Bien qu’il ne subsiste plus de doute quant à la possibilité réelle, pour des professionnels formés à l’étranger, de démontrer l’existence d’une discrimination prima facie à leur égard dans l’accès aux professions réglementées, certaines incertitudes persistent. Sans en dresser ici une liste exhaustive, nous croyons important de nous pencher plus particulièrement sur quatre d’entre elles.

La première incertitude concerne le type de mesures ou d’exigences que les tribunaux considèrent avoir un effet discriminatoire. En effet, bien que les tribunaux ne se soient pas encore prononcés sur ces mesures, il est permis de se questionner sur certains critères de sélection des ordres, tels l’éloignement de la pratique ou des études pendant un certain temps[114] ou encore sur les lacunes dans l’information rendue accessible aux professionnels formés à l’étranger quant aux démarches d’admission[115]. Bien que la Cour du Banc de la Reine de l’Alberta ait considéré que l’exigence de détenir une expérience de travail canadienne n’était pas discriminatoire[116], des questions subsistent quant à la validité de cette condition d’accès à la pratique professionnelle, comme le souligne notamment la Commission ontarienne des droits de la personne[117].

La deuxième incertitude dont il convient de traiter, qui est intimement liée à la première, concerne le contexte dans lequel s’insèrent des conditions imposées aux professionnels formés à l’étranger, et plus particulièrement lorsque celles-ci découlent de procédures ou de programmes ayant pour objet de faciliter l’accès des professionnels formés à l’étranger aux professions réglementées.
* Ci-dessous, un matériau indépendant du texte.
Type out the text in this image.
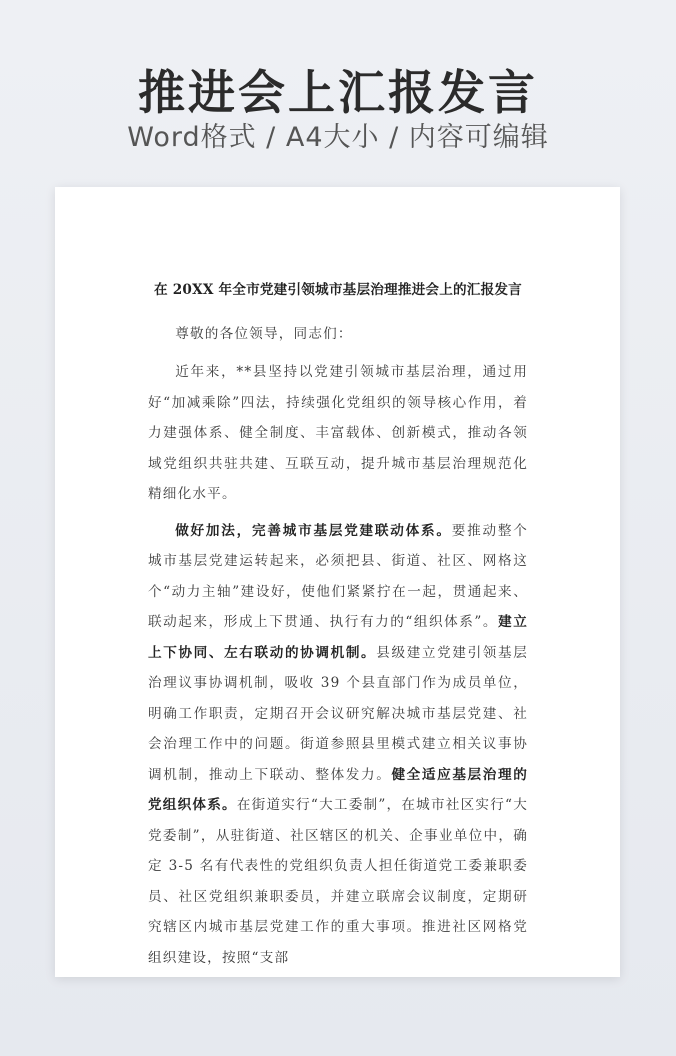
推进会上汇报发言
Word格式 / A4大小 / 内容可编辑
在 20XX 年全市党建引领城市基层治理推进会上的汇报发言

尊敬的各位领导，同志们：

近年来，**县坚持以党建引领城市基层治理，通过用好“加减乘除”四法，持续强化党组织的领导核心作用，着力建强体系、健全制度、丰富载体、创新模式，推动各领域党组织共驻共建、互联互动，提升城市基层治理规范化精细化水平。

做好加法，完善城市基层党建联动体系。要推动整个城市基层党建运转起来，必须把县、街道、社区、网格这个“动力主轴”建设好，使他们紧紧拧在一起，贯通起来、联动起来，形成上下贯通、执行有力的“组织体系”。建立上下协同、左右联动的协调机制。县级建立党建引领基层治理议事协调机制，吸收 39 个县直部门作为成员单位，明确工作职责，定期召开会议研究解决城市基层党建、社会治理工作中的问题。街道参照县里模式建立相关议事协调机制，推动上下联动、整体发力。健全适应基层治理的党组织体系。在街道实行“大工委制”，在城市社区实行“大党委制”，从驻街道、社区辖区的机关、企事业单位中，确定 3-5 名有代表性的党组织负责人担任街道党工委兼职委员、社区党组织兼职委员，并建立联席会议制度，定期研究辖区内城市基层党建工作的重大事项。推进社区网格党组织建设，按照“支部
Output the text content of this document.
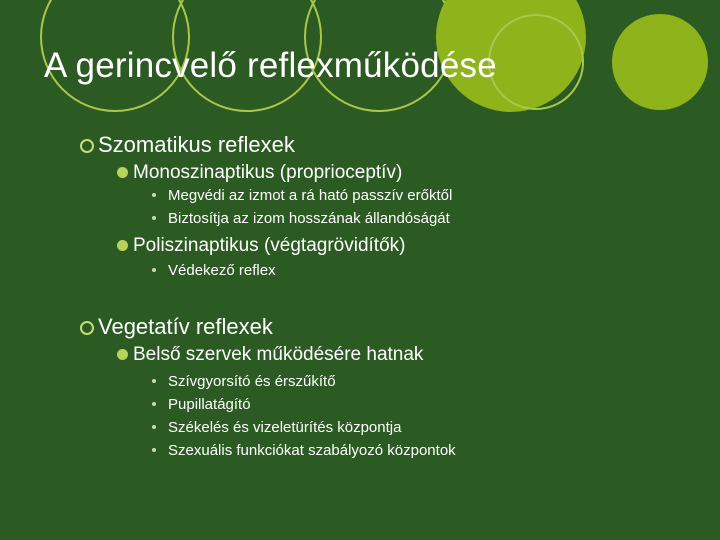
A gerincvelő reflexműködése
Szomatikus reflexek
Monoszinaptikus (proprioceptív)
Megvédi az izmot a rá ható passzív erőktől
Biztosítja az izom hosszának állandóságát
Poliszinaptikus (végtagrövidítők)
Védekező reflex
Vegetatív reflexek
Belső szervek működésére hatnak
Szívgyorsító és érszűkítő
Pupillatágító
Székelés és vizeletürítés központja
Szexuális funkciókat szabályozó központok
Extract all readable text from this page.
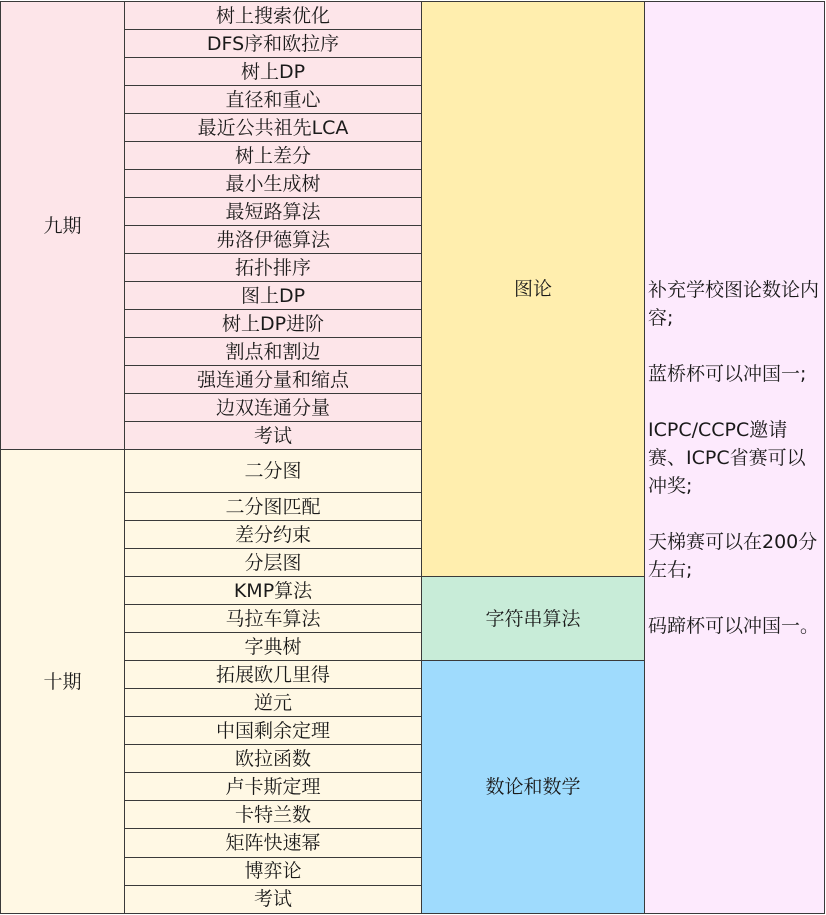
九期	树上搜索优化	图论	补充学校图论数论内容;

蓝桥杯可以冲国一;

ICPC/CCPC邀请赛、ICPC省赛可以冲奖;

天梯赛可以在200分左右;

码蹄杯可以冲国一。

	DFS序和欧拉序		
	树上DP		
	直径和重心		
	最近公共祖先LCA		
	树上差分		
	最小生成树		
	最短路算法		
	弗洛伊德算法		
	拓扑排序		
	图上DP		
	树上DP进阶		
	割点和割边		
	强连通分量和缩点		
	边双连通分量		
	考试		
十期	二分图		
	二分图匹配		
	差分约束		
	分层图		
	KMP算法	字符串算法	
	马拉车算法		
	字典树		
	拓展欧几里得	数论和数学	
	逆元		
	中国剩余定理		
	欧拉函数		
	卢卡斯定理		
	卡特兰数		
	矩阵快速幂		
	博弈论		
	考试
En effet, dans l’arrêt Forghani, la Cour d’appel du Québec a conclu qu’une restriction territoriale à la pratique de la médecine d’une durée de quatre ans, imposée dans le cadre d’un programme destiné aux médecins formés à l’étranger et qui leur permettait d’intégrer les effectifs du corps médical sans avoir à recommencer toutes leurs études universitaires, n’était pas discriminatoire, car elle n’avait pas pour effet de désavantager les professionnels formés à l’étranger, même si le non-respect de cette condition était sanctionné d’une amende de 50 000 $ par année. Selon la Cour, cette condition ne leur était pas préjudiciable, car elle s’inscrivait dans un programme volontaire permettant aux professionnels d’accéder plus rapidement à la profession[118]. Il va de soi que malgré ces restrictions géographiques, le fait de souscrire au programme était nettement plus avantageux pour les médecins formés à l’étranger que de recommencer leurs études. Il n’en demeure pas moins que ceux-ci se faisaient imposer des conditions différentes afin de faire reconnaître leurs compétences, en sus de la restriction à leur mobilité intraprovinciale.

Une question semblable peut être soulevée quant aux conditions imposées aux professionnels formés à l’étranger aux termes d’arrangements de reconnaissance mutuelle (ARM), tels ceux ayant été adoptés dans le cadre de l’Entente entre le Québec et la France en matière de reconnaissance mutuelle des qualifications professionnelles[119]. En effet, ces arrangements fixent des règles prédéterminées d’application générale aux candidats formés dans un État partie à l’ARM, afin de faciliter la mobilité des travailleurs[120]. Il semble donc, de prime abord, avantageux pour les professionnels formés à l’étranger qui peuvent s’en prévaloir. Néanmoins, un nombre non négligeable de ces procédures prescrivent des mesures compensatoires, sous forme de stages ou de formations, devant être complétées pour accéder à la profession et celles-ci entraînent parfois des restrictions à la pratique[121]. Ces procédures et les conditions qui en découlent peuvent-elles être qualifiées de discriminatoires, bien qu’elles semblent avantager les professionnels formés à l’étranger? La question demeure entière.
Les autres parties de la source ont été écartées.